INFERENCE UNCERTAINTY: CHAMBERLIN'S FIRST BALANCED SECTION, WHAT WENT WRONG AND WHY It MATTERS

One hundred years ago R.T. Chamberlin published what is probably the first balanced cross section in history. His section crosses the central Pennsylvania fold-thrust belt and the balancing was done using the excess-area method. The predicted lower detachment is V-shaped and far too deep. The unstated assumptions responsible for the discrepancy remain as problems today for both error analysis and orogenic shortening calculations. The two most critical assumptions are constant bed length-thickness and the presence or absence of displacement on an upper detachment. To examine the importance of these and other assumptions in a modern context, a recent section across the same area by Faill and Nickelsen (F&N, 1999) is evaluated with the area-depth-strain technique. This method uses for control the excess areas of two key horizons and the locations of the detachments; total shortening and layer-parallel strain (LPS) are predicted without assuming constant bed length.
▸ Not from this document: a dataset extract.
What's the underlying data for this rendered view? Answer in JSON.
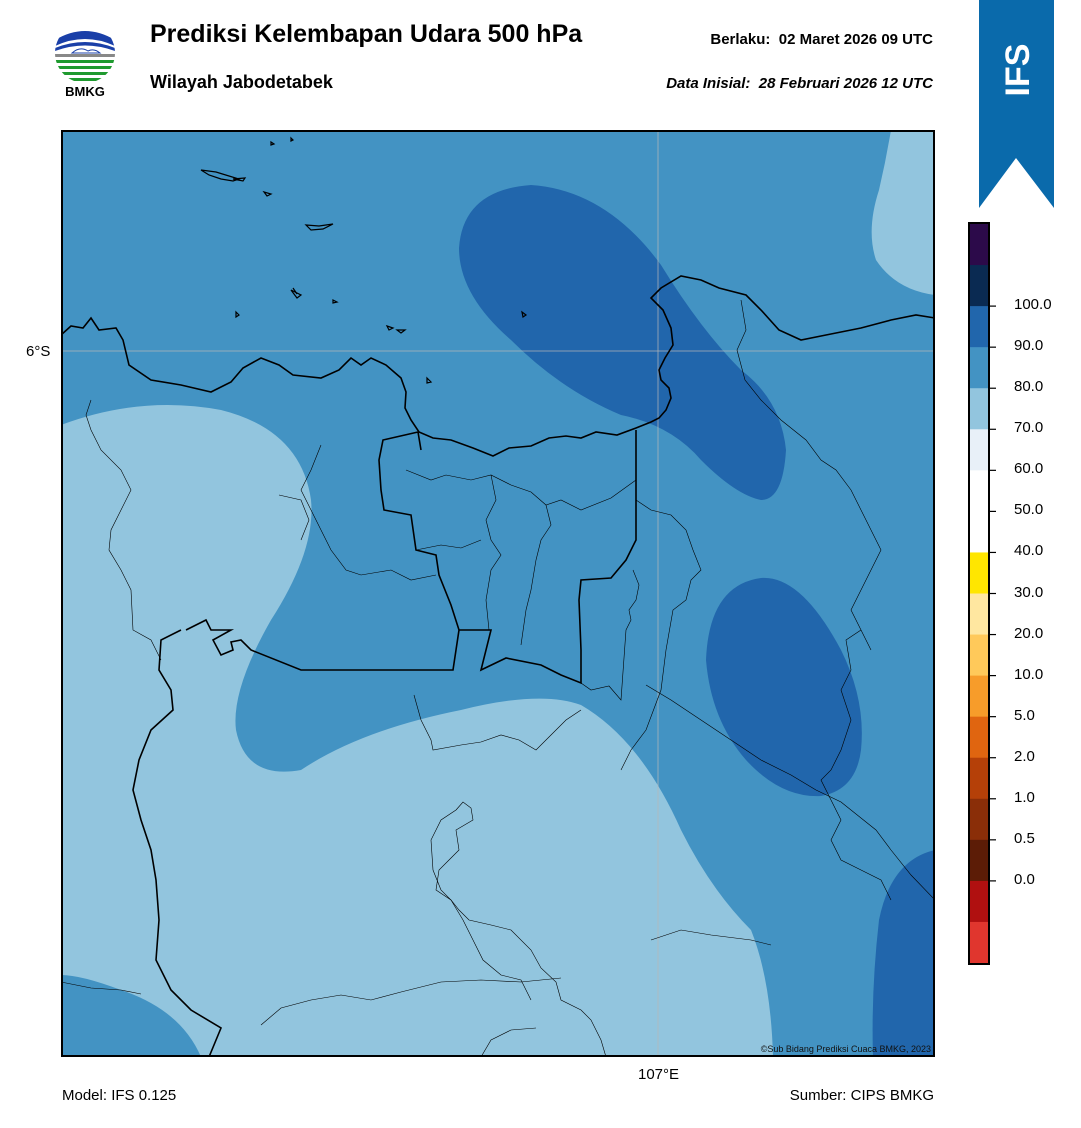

Whereas constant bed-length restoration of the F&N section indicates a total shortening of 48.6 mi (78 km) with 24.8 mi (40km) of displacement on an upper detachment in the mid- to upper-Ordovician shale, area-depth-strain analysis shows the result to be very sensitive to whether or not an upper detachment is present and the exact positions chosen for the upper and lower detachments. Assuming the F&N section is conceptually correct, small changes in assumptions (inference uncertainty) allow the total shortening to range from 30 to 87 mi (48-140 km) and displacement on the upper detachment to range from 0 to 57 mi (0-92 km). The preferred approximation has 49.3 mi (79 km) displacement on the lower detachment, little displacement on an Ordovician upper detachment, and LPS of –24% in the base-Silurian marker. The results demonstrate that orogenic shortening values derived from constructed cross sections may have large inference-uncertainty errors.